One might view taxonomic science as an effort to construct detailed, reliable “maps” of species and their historical relationships. Adopting Padial’s and de la Riva’s advice to routinely “use and produce DNA barcodes” will speed taxonomic research and, more importantly, will naturally produce a “map of species” with general scientific and public utility. Few persons can have the requisite knowledge to distinguish larval fish for example, whereas anyone can submit a sample for DNA sequence analysis. In this way, a DNA barcode library is a map of species, one that anyone can read with the right device, a DNA sequencer. Of course, more work is needed to identify the best approaches for assigning sequences to named species and for flagging divergent sequence clusters that might represent new species. With improved analytic software and as more species and specimens per species are analyzed, the reliability of DNA barcode maps will increase. Based on results so far, I expect rapid growth in mail-order identification services, analogous to today’s DNA ancestry companies, that do DNA barcode analysis of submitted specimens, and, as others have envisioned, soon enough there will be table-top or hand-held devices that pinpoint where the specimen in hand belongs on the biodiversity map. Best wishes to all this holiday season!

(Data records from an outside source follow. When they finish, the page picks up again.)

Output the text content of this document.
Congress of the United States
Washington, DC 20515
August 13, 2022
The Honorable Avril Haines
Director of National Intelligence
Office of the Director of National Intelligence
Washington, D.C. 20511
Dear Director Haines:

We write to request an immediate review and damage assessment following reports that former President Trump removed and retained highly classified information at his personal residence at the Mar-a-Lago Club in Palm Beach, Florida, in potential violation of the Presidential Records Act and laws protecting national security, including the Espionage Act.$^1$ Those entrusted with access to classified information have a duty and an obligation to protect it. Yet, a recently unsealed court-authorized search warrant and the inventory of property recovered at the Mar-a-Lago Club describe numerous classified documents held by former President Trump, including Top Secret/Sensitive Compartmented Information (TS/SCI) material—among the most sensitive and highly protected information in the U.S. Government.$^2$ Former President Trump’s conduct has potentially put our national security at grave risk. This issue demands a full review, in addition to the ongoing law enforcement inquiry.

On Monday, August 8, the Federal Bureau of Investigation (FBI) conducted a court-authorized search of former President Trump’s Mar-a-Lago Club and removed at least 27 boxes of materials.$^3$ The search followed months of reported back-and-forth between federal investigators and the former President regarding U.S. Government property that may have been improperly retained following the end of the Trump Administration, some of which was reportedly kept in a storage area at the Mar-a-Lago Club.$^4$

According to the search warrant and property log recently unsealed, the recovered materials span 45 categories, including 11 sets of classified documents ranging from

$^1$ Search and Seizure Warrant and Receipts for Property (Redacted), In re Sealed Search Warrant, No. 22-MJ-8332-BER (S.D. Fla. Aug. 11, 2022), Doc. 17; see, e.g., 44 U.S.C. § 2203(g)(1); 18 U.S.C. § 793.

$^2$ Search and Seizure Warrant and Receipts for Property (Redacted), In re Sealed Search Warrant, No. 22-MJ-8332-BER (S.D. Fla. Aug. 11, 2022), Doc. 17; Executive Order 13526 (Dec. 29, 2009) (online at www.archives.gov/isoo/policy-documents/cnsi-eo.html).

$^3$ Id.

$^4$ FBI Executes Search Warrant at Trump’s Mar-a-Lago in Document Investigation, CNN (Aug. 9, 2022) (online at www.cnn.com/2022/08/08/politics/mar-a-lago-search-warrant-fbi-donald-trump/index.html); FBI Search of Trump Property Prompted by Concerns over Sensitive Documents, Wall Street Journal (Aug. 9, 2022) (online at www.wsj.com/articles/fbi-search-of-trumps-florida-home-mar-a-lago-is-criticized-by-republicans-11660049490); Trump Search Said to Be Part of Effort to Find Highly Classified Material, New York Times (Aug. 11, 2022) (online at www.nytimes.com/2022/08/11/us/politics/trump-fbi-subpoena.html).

Sponges are difficult to identify and classify. Many sponges “have a depauperate suite of morphologic characters and/or are plagued by morphological homoplasies” and vary according to environmental conditions, challenging identification at species level and stymying attempts to reconstruct evolutionary lineages.  In Dec 2007 J Marine Biol Assoc UK researchers from Geoscience Centre Gottingen, Germany, and Queensland Museum, Australia, report on how DNA can help. Worheide and Erpenbeck describe the nascent Sponge Barcoding Project www.spongebarcoding.org, which aims to collect DNA signature sequences [COI barcodes] from all 8,000 known marine intertidal, deep sea, and freshwater sponge taxa.  According to the authors “DNA barcoding will open up a new dimension and quality in biodiversity research and will become of vital importance for the survival and acknowledgement of sponge taxonomy and increase its reputation over the coming decades.” In addition to assisting species-level identifications, the authors posit the necessity of “DNA-assisted” taxonomy of sponges given the inability to construct convincing higher order classifications with morphologic characters.

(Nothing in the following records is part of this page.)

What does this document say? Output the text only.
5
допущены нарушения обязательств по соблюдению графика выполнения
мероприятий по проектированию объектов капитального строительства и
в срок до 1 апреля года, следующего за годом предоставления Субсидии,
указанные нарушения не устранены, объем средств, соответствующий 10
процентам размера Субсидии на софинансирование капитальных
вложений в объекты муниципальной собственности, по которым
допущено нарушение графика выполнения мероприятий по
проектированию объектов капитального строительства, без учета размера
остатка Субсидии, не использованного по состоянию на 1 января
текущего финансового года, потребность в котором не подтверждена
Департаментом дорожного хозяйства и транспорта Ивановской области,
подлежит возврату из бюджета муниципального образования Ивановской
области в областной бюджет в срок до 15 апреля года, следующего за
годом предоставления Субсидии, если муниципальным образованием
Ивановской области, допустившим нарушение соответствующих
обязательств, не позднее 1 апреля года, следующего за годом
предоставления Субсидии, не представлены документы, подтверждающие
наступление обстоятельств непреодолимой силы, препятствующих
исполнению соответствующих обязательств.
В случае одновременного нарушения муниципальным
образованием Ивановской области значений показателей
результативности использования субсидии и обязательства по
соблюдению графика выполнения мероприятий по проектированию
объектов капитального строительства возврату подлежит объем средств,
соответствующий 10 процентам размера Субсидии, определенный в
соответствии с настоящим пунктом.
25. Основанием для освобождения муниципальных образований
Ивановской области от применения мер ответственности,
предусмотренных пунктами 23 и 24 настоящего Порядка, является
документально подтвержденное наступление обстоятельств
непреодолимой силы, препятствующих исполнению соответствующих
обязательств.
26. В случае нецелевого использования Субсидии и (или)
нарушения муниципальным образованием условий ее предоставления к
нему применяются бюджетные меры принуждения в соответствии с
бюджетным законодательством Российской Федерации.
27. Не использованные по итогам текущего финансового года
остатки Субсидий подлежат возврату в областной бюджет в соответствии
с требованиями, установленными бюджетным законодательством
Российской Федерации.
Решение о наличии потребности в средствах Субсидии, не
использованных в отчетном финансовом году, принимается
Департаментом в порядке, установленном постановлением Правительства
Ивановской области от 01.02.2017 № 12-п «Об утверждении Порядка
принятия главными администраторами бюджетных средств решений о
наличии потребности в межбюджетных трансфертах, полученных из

An accompanying article analyzes COI barcode results for 166 specimens belonging to 65 species of Caribbean sponges. Similar to findings in other animal groups, the 584 bp COI fragment produced a gene tree similar to that with 28s rRNA, a slowly-evolving nuclear gene. In a ML analysis, some species had overlapping or shared sequences, which the authors point out may mean these are not “good species”, specimen identifications are incorrect, or that these species cannot be distinguished by a COI barcode alone. The sequences are published in GenBank and available individually through the Sponge Barcode website, and I hope the authors will also make their sequence and specimen data available on the Published Projects section of BOLD. This will allow access to the analytic and display software on the BOLD site, enable easy comparison of the sponge data set with that of other animals, and facilitate testing of other methods particularly for those species which are not distinguished in ML analysis.